The bill now needs only the president's signature to take effect. The House of Representatives has approved an amended version of a bill that the Senate approved in October.
The bill had been bouncing between the House and Senate as both houses of Congress made changes to it. The House, by unanimous consent, approved an amended version of the Controlling the Assault of Non-Solicited Pornography and Marketing (CAN-SPAM) Act of 2003. Its passage late Monday follows the Senate's approval of the latest version on November 25.
Senate sources say they expect the president will sign the bill into law by the end of the year.
Senators Conrad Burns, a Montana Republican, and Ron Wyden, an Oregon Democrat, cheered the House action as a bipartisan, bicameral effort and an important step toward stopping the "kingpin spammers and stemming the flow of garbage into America's in-boxes."
About 13 billion pieces of unsolicited commercial e-mail are sent each day, which represents about half of all e-mail sent, the senators noted in a press release.
Critics say CAN-SPAM will allow "legal" spam to continue because it requires that e-mail users opt out of receiving commercial e-mail, instead of requiring that spammers receive opt-in permission before sending e-mail. Some critics have also decried the bill authors' decision not to allow individual e-mail users to sue spammers.
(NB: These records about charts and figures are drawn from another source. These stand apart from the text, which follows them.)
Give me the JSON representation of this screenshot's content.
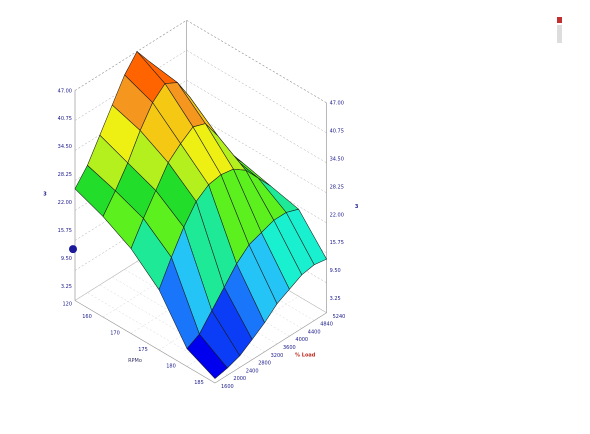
{
  "chart_data": {
    "type": "surface3d",
    "title": "",
    "left_axis": {
      "title": "3",
      "ticks": [
        "47.00",
        "40.75",
        "34.50",
        "28.25",
        "22.00",
        "15.75",
        "9.50",
        "3.25",
        "120"
      ]
    },
    "right_axis": {
      "title": "3",
      "ticks": [
        "47.00",
        "40.75",
        "34.50",
        "28.25",
        "22.00",
        "15.75",
        "9.50",
        "3.25"
      ]
    },
    "x_axis": {
      "title": "RPMo",
      "ticks": [
        "160",
        "170",
        "175",
        "180",
        "185"
      ]
    },
    "depth_axis": {
      "title": "% Load",
      "ticks": [
        "5240",
        "4840",
        "4400",
        "4000",
        "3600",
        "3200",
        "2800",
        "2400",
        "2000",
        "1600"
      ]
    },
    "z": [
      [
        1.0,
        1.6,
        2.6,
        4.5,
        6.5,
        9.0,
        10.5,
        12.0,
        12.5,
        12.0
      ],
      [
        4.0,
        5.5,
        9.0,
        12.5,
        16.0,
        18.5,
        19.5,
        20.5,
        20.5,
        19.5
      ],
      [
        13.5,
        19.0,
        24.0,
        28.0,
        30.0,
        30.5,
        30.0,
        28.0,
        24.5,
        21.0
      ],
      [
        19.0,
        24.0,
        28.5,
        33.0,
        35.5,
        37.5,
        36.5,
        32.0,
        26.0,
        22.5
      ],
      [
        22.5,
        26.5,
        31.0,
        36.5,
        41.0,
        43.5,
        42.0,
        37.0,
        29.0,
        24.0
      ],
      [
        25.0,
        28.5,
        33.5,
        38.5,
        43.5,
        47.0,
        43.0,
        38.0,
        31.0,
        25.0
      ]
    ],
    "z_range": [
      0,
      47
    ],
    "colorscale": [
      "#0000ee",
      "#0b3cf6",
      "#1976fa",
      "#24c4f6",
      "#19f0d0",
      "#1ee996",
      "#5cf01e",
      "#22dd2a",
      "#b4f01e",
      "#eef014",
      "#f5c814",
      "#f5961e",
      "#ff6400"
    ],
    "grid": true,
    "legend": "none"
  }
}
This version also includes a provision requiring the Federal Trade Commission to report to Congress within six months with recommendations on setting up a national do-not-spam list. The service would be similar to the national do-not-call telemarketing list now in effect in the United States.
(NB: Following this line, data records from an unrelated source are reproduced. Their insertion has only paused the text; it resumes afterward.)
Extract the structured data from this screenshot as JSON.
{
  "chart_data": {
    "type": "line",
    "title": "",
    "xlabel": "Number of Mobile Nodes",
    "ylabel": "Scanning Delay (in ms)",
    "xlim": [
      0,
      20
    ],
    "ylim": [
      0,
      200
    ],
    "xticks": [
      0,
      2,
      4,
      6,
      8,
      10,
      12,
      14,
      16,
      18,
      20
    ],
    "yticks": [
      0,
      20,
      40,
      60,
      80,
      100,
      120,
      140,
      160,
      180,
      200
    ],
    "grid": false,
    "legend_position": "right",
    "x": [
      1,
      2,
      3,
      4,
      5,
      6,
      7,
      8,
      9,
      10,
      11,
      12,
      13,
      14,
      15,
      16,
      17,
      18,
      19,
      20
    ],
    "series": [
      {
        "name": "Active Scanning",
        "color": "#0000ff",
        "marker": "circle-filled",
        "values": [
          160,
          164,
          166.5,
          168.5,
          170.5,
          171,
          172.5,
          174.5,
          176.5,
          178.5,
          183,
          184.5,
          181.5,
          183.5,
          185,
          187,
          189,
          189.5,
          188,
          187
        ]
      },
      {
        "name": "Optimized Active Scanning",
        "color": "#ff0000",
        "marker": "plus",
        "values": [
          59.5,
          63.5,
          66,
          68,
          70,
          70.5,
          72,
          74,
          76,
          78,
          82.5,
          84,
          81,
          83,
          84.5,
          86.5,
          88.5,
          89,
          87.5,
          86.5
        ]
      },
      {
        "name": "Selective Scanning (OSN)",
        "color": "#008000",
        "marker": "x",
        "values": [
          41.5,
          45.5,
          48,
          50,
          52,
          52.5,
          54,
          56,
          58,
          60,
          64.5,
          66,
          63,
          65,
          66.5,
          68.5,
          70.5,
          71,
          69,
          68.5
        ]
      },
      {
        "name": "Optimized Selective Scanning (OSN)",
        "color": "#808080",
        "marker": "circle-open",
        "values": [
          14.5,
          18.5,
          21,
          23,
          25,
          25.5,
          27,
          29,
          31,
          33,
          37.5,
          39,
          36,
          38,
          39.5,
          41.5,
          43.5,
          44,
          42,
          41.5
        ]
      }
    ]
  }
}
CAN-SPAM lets ISPs sue spammers and state attorneys general sue on behalf of users.
CAN-SPAM includes a criminal penalty of up to a year in jail for sending commercial e-mail with false or misleading header information. It imposes criminal penalties, ranging up to five years in prison, for some common spamming practices such as hacking into someone's computer to send spam, using open relays to send spam that's intended to deceive, and registering five or more e-mail accounts using false information and using those accounts to send bulk spam.
The federal measure will supersede state action, including a stricter law passed in California earlier this year.
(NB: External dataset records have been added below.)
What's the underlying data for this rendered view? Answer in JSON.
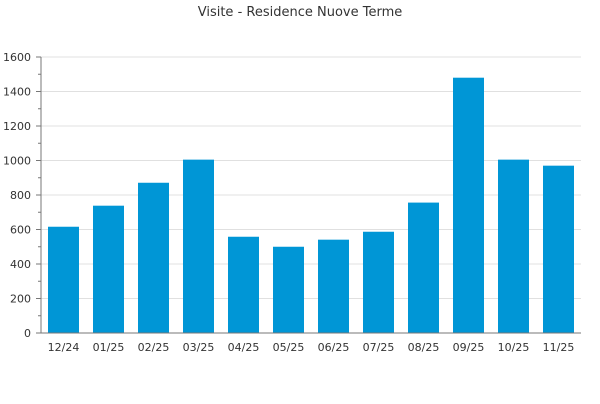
{
  "chart_data": {
    "type": "bar",
    "title": "Visite - Residence Nuove Terme",
    "xlabel": "",
    "ylabel": "",
    "categories": [
      "12/24",
      "01/25",
      "02/25",
      "03/25",
      "04/25",
      "05/25",
      "06/25",
      "07/25",
      "08/25",
      "09/25",
      "10/25",
      "11/25"
    ],
    "values": [
      616,
      738,
      871,
      1005,
      558,
      500,
      541,
      587,
      756,
      1480,
      1005,
      970
    ],
    "ylim": [
      0,
      1600
    ],
    "yticks": [
      0,
      200,
      400,
      600,
      800,
      1000,
      1200,
      1400,
      1600
    ],
    "grid": true,
    "legend": "none",
    "colors": {
      "bar": "#0096d6",
      "grid": "#e0e0e0",
      "axis": "#777777"
    }
  }
}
The Congressional bill went through several versions. A pumped-up House version increased penalties from the original Senate version passed in October, with up to $250 per spam e-mail with a cap of $2 million that can be tripled to $6 million for aggravated violations. The first Senate version allowed fines of up to $100 per piece of spam sent with misleading header information, with a maximum fine of $3 million for aggravated cases.
The House bill also applies its requirements on all pieces of commercial e-mail, not just unsolicited commercial e-mail, as required in the Senate bill. Requirements on commercial e-mail include a valid reply-to address, a valid postal address, and accurate headers and subject lines.